JROTC honors veterans

Graham Jaehnig/Daily Mining Gazette Members of the Houghton High School JROTC conclude the Flag Folding Ceremony during its Veterans Day Program on Friday.

HOUGHTON — The Superior Battalion, Junior Reserve Officer Training Corps (JROTC) conducted a Veterans Day Program in Houghton high school gymnasium Friday, that featured performances by the HHS Choir and the HHS Marching Band.

In remembering the armistice that ended the fighting in Europe on Nov. 11, 1918, the program began at 11 a.m., exactly 104 years after the guns fell silent and ended four years of hostilities that left 20 million dead.

The program paid tribute to all U.S. service veterans, and equated their efforts with the meaning and value of service, as well as sacrifices veterans have made and continue to make.

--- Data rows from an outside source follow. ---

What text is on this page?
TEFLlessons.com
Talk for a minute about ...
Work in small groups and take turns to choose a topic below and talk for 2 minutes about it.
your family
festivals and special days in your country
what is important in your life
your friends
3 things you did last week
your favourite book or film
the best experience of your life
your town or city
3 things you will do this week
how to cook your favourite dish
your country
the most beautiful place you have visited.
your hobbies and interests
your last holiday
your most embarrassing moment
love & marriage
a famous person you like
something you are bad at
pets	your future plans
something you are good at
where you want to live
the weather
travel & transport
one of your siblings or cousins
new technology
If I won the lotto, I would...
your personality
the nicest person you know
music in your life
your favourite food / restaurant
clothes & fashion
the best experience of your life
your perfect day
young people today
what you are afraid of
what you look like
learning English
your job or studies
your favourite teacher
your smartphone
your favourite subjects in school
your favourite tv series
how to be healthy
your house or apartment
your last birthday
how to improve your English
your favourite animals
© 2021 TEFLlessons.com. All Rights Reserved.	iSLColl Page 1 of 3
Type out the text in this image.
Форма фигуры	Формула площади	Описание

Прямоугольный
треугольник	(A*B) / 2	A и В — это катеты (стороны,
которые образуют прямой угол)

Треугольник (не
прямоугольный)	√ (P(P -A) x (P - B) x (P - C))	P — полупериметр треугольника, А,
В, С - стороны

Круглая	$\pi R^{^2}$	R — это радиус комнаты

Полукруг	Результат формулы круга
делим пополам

Superior Battalion JROTC Instructor, U.S. Army Col. Dylan Carlson (Ret) of the 82nd Airborne Division, said the 80 cadets in the program had been working for weeks coordinating and putting the program together.

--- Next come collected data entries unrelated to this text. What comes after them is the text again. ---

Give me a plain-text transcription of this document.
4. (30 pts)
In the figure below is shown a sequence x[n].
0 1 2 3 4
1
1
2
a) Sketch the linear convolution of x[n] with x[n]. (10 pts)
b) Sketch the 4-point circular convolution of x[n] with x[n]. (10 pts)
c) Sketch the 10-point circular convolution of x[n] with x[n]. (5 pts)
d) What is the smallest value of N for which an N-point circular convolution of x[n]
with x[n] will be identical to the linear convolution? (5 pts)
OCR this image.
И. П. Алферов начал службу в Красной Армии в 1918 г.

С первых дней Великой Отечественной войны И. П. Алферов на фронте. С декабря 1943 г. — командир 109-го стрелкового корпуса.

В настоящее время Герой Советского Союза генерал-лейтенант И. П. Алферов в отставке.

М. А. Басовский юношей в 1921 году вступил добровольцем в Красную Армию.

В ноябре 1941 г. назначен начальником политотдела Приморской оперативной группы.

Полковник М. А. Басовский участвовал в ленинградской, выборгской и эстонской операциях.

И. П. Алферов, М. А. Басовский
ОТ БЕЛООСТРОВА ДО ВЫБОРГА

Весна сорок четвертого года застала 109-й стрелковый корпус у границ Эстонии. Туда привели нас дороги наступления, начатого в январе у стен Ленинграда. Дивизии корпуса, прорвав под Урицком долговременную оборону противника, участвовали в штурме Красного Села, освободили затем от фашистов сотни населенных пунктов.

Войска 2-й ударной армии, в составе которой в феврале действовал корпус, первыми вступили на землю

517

“I think what Veterans Day means to cadets,” Carlson said, “– what we try to instill in them in our program is recognition of service, an appreciation for civic responsibility, for doing something that is bigger than an individual, and so really, Veterans Day is a great time to see that in practice, because that’s really what it is. It’s a celebration of those who have served their country.”

Carlson said while Memorial Day and Veterans Day are often confused, it is good to keep them separated. Memorial Day is a solemn day, he said, while Veterans Day is a happy day.

“This isn’t a day that we think about the hard sacrifices,” he said, “this is a day when we think about the commitments they made.”

Guest Speaker, Paul Nelson, Associate Professor in the School of Business and Economics (Emeritus) at Michigan Tech, articulated Carlton’s words.

“Our veterans are people just like you,” said Nelson. “We had the same desires and ambitions for life ahead of us that you now have. We had families and friends, hobbies and habits, likes and dislikes, just like you.”

Some volunteered to serve in the Military, while others were drafted under the Selective Service system, which still exists, he said.

“Most of us faced up to our responsibilities and gave it our best. Many of us look back to our time in service as the time when we were truly alive,” he said, “when it mattered; when important things depended on us; when we stretched further than we thought we ever could; when we felt pride in our work.”

Some veterans gave their lives in combat, some were seriously injured, Nelson said, many developed illnesses which stayed with them for life.

“But whether veterans were in harm’s way in combat or not,” he said, “every one of them made sacrifices for our country.”

Nelson said that they gave two to four years of their lives to serve their country, most were absent from friends and family for months and years at a time.

“Most,” he told the students, “were only a few a years older than you are today.” Many, he continued, had to make life-and-death decisions that have haunted them the rest of their lives, “memories that they are not able to forget.”

Nelson, who was a 2nd Lieutenant in the Field Artillery during the Vietnam War, said it has been his experience that most veterans who have seen action rarely talk about it, “sometimes, not even to their families or loved ones.”

But also, every veteran he knows, he went on, has a special love for the country and for the flag.

“To a veteran, a flag is more than a piece of cloth,” Nelson, an American Legion member, said. “It is a symbol for everything they fought for. It will be our last blanket at our funeral, covering our caskets.”

At the cemetery committal service, after rifles are fired and Taps is played, Nelson said he sometimes has the honor of presenting a flag to the next of kin.

“It is a most solemn moment,” he said.

Nelson said that while all military veterans are honored on Nov. 11, he does not feel that is what is important about Veterans Day.

“I believe that the purpose of this holiday is not me, but you. I believe that the real benefit of this holiday is helping you, the youth of our nation, to realize that our freedom, our way of life, is not free.”

Just as millions of people like him answered the nation’s call, a day may come when it will be the turn of today’s youth.

“Will you be able to leave your family, your friends, your car, your favorite activities, and perhaps, even your music and cell phones? Not just for a day, but for two or more years.

“There are many threats to our peace and to our freedom today. There are nations and peoples right now that want to harm us. Who will there be to defend us? If not you, then who?”

In honoring all veterans, the JROTC also remembered the MIA/POWs with the display and ceremony of the Vacant Table.

During the program, the HHS Choir sang the Star-Spangled Banner and To Those Who Serve. The HHS Band performed Sound Attention, the Military Service songs and America.

JROTC members conducted the Rifle Cordon, Presentation of the Colors, along with a demonstration by the Drill Team. Members also recited patriot poems.

The program concluded with Taps, played by Emanuela Bagnasco, which was echoed by Sara Neva.